As detailed in this (paywalled) article, the public comments responding to the U.S. Patent and Trademark Office’s “2015 Update on Subject Matter Eligibility” have two overriding themes. First, the USPTO’s Section 101 examination “Guidance” lacks consistency and clarity to allow practitioners to predict whether claims will be rejected under 35 U.S.C. § 101. Second, even assuming that the USPTO’s Guidance was clear, USPTO practice under Alice and Mayo is inconsistent and unpredictable. Different examiners and different art units apply the Guidance in different ways. Some examiners fail to explain the bases of their patent-eligibility rejections; others set forth bases (e.g., the machine-or-transformation test) that are unsupported by the law.
In short, everyone agrees that the USPTO’s implementation of examination for patent-eligible subject matter is a mess. The various players enjoy scant agreement, however, concerning how to clean up that mess.
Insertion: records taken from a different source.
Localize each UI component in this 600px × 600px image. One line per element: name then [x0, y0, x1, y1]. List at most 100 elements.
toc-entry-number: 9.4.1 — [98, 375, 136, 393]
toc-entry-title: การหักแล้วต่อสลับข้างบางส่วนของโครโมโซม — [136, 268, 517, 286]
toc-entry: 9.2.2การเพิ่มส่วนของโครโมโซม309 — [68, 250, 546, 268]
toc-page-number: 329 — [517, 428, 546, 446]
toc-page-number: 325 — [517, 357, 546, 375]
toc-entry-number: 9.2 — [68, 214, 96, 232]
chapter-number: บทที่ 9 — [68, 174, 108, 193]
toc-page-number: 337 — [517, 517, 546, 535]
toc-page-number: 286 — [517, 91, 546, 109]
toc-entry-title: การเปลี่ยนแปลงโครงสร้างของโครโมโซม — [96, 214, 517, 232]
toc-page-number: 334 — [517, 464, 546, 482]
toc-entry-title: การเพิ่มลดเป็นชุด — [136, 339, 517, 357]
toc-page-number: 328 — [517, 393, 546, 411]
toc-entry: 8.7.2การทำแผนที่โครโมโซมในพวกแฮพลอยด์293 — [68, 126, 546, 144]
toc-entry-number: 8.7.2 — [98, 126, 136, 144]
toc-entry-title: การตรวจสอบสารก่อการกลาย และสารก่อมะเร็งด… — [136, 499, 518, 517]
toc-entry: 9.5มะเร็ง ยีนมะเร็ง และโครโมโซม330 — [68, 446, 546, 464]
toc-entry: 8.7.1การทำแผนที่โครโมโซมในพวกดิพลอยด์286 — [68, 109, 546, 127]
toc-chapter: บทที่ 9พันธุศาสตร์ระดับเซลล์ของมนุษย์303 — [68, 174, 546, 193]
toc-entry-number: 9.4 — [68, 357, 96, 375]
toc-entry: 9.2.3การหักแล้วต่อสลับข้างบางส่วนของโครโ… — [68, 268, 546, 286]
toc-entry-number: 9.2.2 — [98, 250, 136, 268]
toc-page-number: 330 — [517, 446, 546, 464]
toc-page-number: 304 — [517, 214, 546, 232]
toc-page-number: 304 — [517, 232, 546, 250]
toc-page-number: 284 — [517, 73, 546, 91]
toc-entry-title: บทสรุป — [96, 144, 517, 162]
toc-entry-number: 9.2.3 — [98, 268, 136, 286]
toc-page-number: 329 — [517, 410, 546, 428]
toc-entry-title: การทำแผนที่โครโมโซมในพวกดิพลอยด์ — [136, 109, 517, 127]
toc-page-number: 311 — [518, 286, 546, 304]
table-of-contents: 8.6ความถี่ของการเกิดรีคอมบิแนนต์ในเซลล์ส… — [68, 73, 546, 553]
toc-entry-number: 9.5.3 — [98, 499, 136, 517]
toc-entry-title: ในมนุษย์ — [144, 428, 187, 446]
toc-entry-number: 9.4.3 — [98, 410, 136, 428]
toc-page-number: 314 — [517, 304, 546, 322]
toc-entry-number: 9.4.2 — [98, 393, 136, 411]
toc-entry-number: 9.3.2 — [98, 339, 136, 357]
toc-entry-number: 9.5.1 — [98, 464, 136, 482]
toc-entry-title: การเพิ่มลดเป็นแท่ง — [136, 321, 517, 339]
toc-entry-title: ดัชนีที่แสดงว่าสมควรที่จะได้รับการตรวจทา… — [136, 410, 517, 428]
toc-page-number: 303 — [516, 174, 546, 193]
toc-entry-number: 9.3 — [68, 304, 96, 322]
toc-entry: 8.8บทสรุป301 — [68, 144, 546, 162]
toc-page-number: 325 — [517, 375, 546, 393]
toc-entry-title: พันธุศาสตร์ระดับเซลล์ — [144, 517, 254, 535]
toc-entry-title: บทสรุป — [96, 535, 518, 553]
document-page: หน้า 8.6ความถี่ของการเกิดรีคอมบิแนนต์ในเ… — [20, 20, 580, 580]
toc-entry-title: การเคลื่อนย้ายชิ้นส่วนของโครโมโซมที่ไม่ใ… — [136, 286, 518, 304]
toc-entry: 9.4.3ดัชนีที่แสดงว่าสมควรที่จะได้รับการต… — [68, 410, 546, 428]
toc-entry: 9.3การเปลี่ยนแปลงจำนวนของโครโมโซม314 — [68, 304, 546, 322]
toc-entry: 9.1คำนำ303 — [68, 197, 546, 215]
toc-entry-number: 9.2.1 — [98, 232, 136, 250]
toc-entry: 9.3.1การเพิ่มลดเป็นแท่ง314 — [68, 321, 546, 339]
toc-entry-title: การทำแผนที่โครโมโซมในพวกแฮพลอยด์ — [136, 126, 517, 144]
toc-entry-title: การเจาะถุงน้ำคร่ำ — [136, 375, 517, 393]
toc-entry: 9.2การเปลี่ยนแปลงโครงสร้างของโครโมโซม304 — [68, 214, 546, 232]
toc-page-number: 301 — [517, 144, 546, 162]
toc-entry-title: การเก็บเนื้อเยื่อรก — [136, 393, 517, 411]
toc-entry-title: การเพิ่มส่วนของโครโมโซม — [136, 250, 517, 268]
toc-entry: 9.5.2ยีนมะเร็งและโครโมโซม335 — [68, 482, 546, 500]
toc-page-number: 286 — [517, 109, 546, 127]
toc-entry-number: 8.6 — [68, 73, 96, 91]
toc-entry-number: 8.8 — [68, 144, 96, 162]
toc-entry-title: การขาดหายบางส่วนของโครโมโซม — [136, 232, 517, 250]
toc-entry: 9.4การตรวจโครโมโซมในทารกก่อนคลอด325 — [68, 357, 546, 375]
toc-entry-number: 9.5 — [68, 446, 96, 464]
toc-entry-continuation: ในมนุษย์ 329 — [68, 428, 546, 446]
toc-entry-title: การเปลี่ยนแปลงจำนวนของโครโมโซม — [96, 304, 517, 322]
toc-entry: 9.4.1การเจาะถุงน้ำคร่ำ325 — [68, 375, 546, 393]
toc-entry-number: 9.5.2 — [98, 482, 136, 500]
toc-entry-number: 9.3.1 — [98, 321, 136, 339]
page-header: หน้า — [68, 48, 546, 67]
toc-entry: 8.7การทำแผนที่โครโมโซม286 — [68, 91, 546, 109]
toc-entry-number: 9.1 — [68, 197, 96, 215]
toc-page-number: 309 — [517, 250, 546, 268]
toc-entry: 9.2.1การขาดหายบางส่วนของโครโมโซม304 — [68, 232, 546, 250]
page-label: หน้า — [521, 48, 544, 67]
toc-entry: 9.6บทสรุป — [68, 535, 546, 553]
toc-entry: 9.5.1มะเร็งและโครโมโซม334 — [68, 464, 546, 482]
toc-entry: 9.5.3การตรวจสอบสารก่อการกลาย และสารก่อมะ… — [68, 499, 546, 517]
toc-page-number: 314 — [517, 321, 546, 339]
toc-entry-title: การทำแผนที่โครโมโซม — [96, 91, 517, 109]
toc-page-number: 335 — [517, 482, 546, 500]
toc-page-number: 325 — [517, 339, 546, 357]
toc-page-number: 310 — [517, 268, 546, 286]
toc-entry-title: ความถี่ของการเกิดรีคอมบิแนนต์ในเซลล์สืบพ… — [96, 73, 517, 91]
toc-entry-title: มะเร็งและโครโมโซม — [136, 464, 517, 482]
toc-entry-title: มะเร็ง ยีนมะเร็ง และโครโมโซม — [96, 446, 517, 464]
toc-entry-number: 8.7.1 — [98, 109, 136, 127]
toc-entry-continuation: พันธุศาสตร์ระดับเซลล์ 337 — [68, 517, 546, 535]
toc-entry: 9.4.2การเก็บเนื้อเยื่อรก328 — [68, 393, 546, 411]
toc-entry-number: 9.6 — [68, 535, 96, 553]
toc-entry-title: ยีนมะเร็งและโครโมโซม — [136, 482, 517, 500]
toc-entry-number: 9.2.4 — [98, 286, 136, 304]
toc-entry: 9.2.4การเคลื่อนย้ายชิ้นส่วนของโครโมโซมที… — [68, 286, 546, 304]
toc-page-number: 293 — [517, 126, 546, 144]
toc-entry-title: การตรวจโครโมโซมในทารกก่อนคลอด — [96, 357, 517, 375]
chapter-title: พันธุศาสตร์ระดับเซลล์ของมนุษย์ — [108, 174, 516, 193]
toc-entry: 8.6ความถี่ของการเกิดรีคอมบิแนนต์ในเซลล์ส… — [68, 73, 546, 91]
On the one end of the spectrum, the Biotechnology Industry Organization believes that “the addition of steps or elements that optimize or perfect the conventional method for some specific purpose should always be patent-eligible,” and that the USPTO “should consider providing examples of claims to nature-based products where otherwise ‘well-understood, routine and conventional’ activity has been specified with enough detail to render the claim patent-eligible.” The biotech industry submission goes to lengths to emphasize the factual findings that examiners must make to support Section 101 rejections, and quarrels with the Guidance’s permission for examiner’s to state a prima facie Section 101 rejection with conclusory statements and Official Notice.
On the other hand, the Electronic Frontier Foundation urges that “[g]iven the ongoing flux and uncertainty with regard to subject matter eligibility, USPTO examiners should exercise caution in . . . assessments of patent applications, and the path of caution weighs toward finding ineligibility in situations of doubt.” The EFF then quarrels with examples in the Guidance that suggest patent-eligibility of certain subject matter, and raises examples of recently-issued patents that it believes should have been rejected under Alice.
Further complicating the political picture is that the high tech industry includes an array of views within these two extremes. BSA | The Software Alliance (with high profile members such as Adobe, IBM, Microsoft, and Oracle) sticks up for some business methods, stating that it is wrong to comclude that under Alice “all inventions that have the effect of improving the organization of human activities are not patentable subject matter.” Google, on the other hand, wants the USPTO to emphasize to examiners “that an inventive concept generally requires a technical solution to a technical problem rather than recitation of conventional or generic claim elements,” which Google believes would “increase consistency and predictability in examinations.”
I stick by my earlier recommendation for practitioners to review and use the USPTO’s patent-eligibility Guidance where appropriate. But as these recent public comments demonstrate, the law of patent-eligibility is an unpredictable and roiling ocean of disparate interests and views that is unlikely to settle down any time soon.